Die Bedeutung des Lesens - werden wir der Herausforderung wirklich gerecht?

In der Gesellschaft und in den Medien wird Lesen stets als wichtig, wenn nicht gar sehr wichtig, angesehen. Kaum jemand zweifelt die Bedeutung von Büchern und ihrem Verständnis heutzutage noch an. Die Frage, die ich mir stelle, ist aber: Verstehen wir wirklich, wie wichtig das Lesen ist?

 

Ich sprach mit Adriaan van der Weel, Professor für Buchkultur in den Niederlanden und Autor des Buches De Lezende Mens, ein Buch über die Bedeutung des Lesens in unserer heutigen Kultur.

Anmerkung: Das Buch De Lezende Mens ist aktuell leider noch nicht auf Deutsch verfügbar

 

In Ihrem Buch sprechen Sie von einer Lesekrise. Bitte erklären Sie das. Beziehen Sie sich auf die steigenden Zahlen der geringen Lese- und Schreibfähigkeit?

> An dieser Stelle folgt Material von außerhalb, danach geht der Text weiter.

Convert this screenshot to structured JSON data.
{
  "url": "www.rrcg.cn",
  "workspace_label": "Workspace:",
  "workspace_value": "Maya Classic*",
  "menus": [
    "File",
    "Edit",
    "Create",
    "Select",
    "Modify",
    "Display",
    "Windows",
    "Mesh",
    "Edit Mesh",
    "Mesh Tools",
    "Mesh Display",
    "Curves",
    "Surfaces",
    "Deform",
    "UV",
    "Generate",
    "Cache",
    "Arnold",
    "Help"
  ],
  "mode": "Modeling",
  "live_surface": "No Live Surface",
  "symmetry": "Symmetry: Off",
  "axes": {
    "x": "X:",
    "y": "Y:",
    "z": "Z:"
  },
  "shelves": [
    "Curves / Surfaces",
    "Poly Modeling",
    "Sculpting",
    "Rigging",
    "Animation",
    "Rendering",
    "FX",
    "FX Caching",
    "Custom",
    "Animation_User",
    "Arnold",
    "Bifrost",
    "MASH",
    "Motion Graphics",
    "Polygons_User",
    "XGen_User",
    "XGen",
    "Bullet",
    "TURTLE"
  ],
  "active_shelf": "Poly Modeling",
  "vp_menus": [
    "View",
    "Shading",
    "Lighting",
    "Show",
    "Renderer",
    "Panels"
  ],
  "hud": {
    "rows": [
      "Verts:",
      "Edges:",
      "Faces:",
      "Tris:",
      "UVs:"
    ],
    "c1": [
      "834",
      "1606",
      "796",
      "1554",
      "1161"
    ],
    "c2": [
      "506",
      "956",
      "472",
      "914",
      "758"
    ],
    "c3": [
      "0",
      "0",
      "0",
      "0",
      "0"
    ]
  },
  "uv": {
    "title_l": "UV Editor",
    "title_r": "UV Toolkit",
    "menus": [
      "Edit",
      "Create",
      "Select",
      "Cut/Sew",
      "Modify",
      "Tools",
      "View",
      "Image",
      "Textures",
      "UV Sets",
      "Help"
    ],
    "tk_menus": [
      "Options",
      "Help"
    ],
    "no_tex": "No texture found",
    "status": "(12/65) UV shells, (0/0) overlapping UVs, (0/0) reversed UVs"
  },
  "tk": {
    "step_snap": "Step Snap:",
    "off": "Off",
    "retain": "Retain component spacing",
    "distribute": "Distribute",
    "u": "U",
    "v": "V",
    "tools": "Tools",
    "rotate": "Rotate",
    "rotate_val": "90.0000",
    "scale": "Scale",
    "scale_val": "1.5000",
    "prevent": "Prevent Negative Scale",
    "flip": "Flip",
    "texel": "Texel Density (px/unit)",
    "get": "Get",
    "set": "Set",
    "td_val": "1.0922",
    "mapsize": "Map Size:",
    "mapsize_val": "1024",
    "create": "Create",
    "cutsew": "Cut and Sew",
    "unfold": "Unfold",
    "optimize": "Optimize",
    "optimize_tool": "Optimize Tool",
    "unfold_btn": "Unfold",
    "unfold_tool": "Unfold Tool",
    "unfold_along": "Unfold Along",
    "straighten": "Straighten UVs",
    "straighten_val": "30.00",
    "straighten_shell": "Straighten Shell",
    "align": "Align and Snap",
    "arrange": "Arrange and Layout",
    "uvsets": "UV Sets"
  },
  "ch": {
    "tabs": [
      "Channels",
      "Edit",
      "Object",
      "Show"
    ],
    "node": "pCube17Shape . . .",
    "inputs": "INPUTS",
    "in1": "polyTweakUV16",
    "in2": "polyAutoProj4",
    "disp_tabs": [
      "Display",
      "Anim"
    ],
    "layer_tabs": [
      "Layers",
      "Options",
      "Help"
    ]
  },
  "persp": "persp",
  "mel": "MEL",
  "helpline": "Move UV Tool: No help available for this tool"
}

Nicht unbedingt. Die Themen Sprachverzögerungen und geringe Lesekompetenz sind zwar jeden Tag in den Nachrichten, sie verstellen aber den Blick auf ein größeres Problem: dass wir das Lesen zu sehr als eine funktionale Angelegenheit betrachten. Tatsächlich zeigen die Zahlen, dass das Leseniveau bei einem Viertel der Bevölkerung geringer ist als erforderlich wäre. Aber ich kann Ihnen auch sagen: Ein viel größerer Teil der Bevölkerung liest sehr wenig, einfach weil es ihnen an Motivation fehlt. Das Interesse am Lesen nimmt an breiter Front ab. Dies ist mindestens ebenso besorgniserregend wie die Probleme beim Leseniveau.

 

Warum ist das Lesen von Büchern Ihrer Meinung nach so wichtig?

Unsere Gesellschaft ist auf Büchern aufgebaut. Es ist erwiesen: Je mehr Bücher es in einer Gesellschaft gibt, desto größer ist der sozioökonomische Wohlstand. Die Buchkultur brachte uns die Renaissance, die wissenschaftliche Revolution, die Reformation und so weiter. Diese Buchkultur hat die Gesellschaft stark geprägt. Aber wir entfernen uns immer mehr davon. Das Buch rückt in der Alltagsperspektive immer mehr in den Hintergrund und durch die neuen Medien haben wir immer weniger Zeit für Bücher.

 

Warum ist das schade?

Wir betrachten das Lesen von Büchern immer noch als den "Goldstandard" des Lesens. Bücher sind lange, komplexe Texte. Diese Komplexität ist die eigentliche Lektüre. Die Lektüre, durch die man die Fähigkeit zu denken entwickelt, durch die man kognitive Geduld, Konzentration und Aufmerksamkeit für Dinge lernt, die Einsicht erfordern. Man entwickelt dadurch Empathie. Ihre geistige Gesundheit verbessert sich. Das funktioniert in beide Richtungen: Durch das Lesen von Büchern entwickelt sich die Lesekompetenz des Einzelnen, und gleichzeitig bilden all diese einzelnen Menschen zusammen eine Kultur. Wie sich die Gesellschaft entwickelt, hängt also eng damit zusammen, wie viel und wie gut die Menschen lesen.

 

Was hat sich geändert?

Das Aufkommen des Bildschirms - insbesondere des Online-Bildschirms - hat den Schwerpunkt auf das funktionale Lesen gelegt. Auf dem Bildschirm erscheinen immer mehr kurze, eindimensionale Texte. Hinzu kommt, dass das ständige "Lesen am Bildschirm" die Konzentration, die man zum Lesen eines längeren Textes braucht, immer weiter schwächt. Der Bildschirm sorgt für ständige Ablenkung. Meldungen, rote Punkte, Pieptöne. Man könnte sagen, dass Ablenkung das Hauptmerkmal des Bildschirms ist. Und das widerspricht der Konzentration, die man zum Lesen eines Buches braucht. Es macht uns kurzatmiger, was die Konzentration beim Lesen angeht.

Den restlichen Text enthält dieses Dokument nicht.